Facebook launched Libra, a cryptocurrency, in June 2019. Governments immediately shredded it, say there was no way in hell Libra would be allowed. And for good reason.
Libra AML (Anti Money Laundering) and KYC (Know Your Customer) were so non-existent is seems deliberate on Facebook’s part. Move fast, break things, then get so big so fast it would be difficult for governments to regulate them. That was the plan.
Among the many stupid things Facebook did was not consulting with governments first, explaining what they wanted to do. Instead Facebook assumed central banks would allow a pseudo currency with few safeguards to prevent money laundering to be launched worldwide.
Not only were the controls vague, it was unclear what Libra actually was.
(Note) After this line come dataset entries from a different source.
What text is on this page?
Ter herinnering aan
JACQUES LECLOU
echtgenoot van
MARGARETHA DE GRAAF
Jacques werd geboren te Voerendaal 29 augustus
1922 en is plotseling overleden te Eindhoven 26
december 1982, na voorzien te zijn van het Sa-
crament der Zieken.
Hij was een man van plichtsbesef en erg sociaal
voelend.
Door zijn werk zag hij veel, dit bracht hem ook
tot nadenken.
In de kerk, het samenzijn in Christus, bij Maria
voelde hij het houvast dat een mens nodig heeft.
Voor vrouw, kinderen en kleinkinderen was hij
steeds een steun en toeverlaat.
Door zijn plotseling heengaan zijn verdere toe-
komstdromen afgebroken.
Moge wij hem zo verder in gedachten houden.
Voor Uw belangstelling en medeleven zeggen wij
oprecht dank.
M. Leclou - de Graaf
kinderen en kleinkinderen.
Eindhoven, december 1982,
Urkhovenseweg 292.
It’s not really a currency, although could be used to make transactions. But that requires having huge amounts of reserve. Which would be invested in short-term securities and based on a basket of currencies. Having that much money sloshing around could upset things, especially since practically no one trusts Facebook.
Libra is probably more like an ETF than anything else. ETFs are, and should be heavily regulated. It could also be regulated as a currency.
And, as always with cryptocurrencies, there is much grandoise babbling about how Libra and the blockchain will empower the unbanked, make for frictionless transactions, and won’t it be wonderful when the damn gummit can’t track our money.
In truth, there are lots of ways to help the unbanked that already exist. Like debit cards, Venmo, and PayPay. H&R Block has an Emerald Card that clients get IRS refunds on. Many have their paychecks deposited on it too. It works fine for them, and AML and KYC safeguards are inherent in all of them.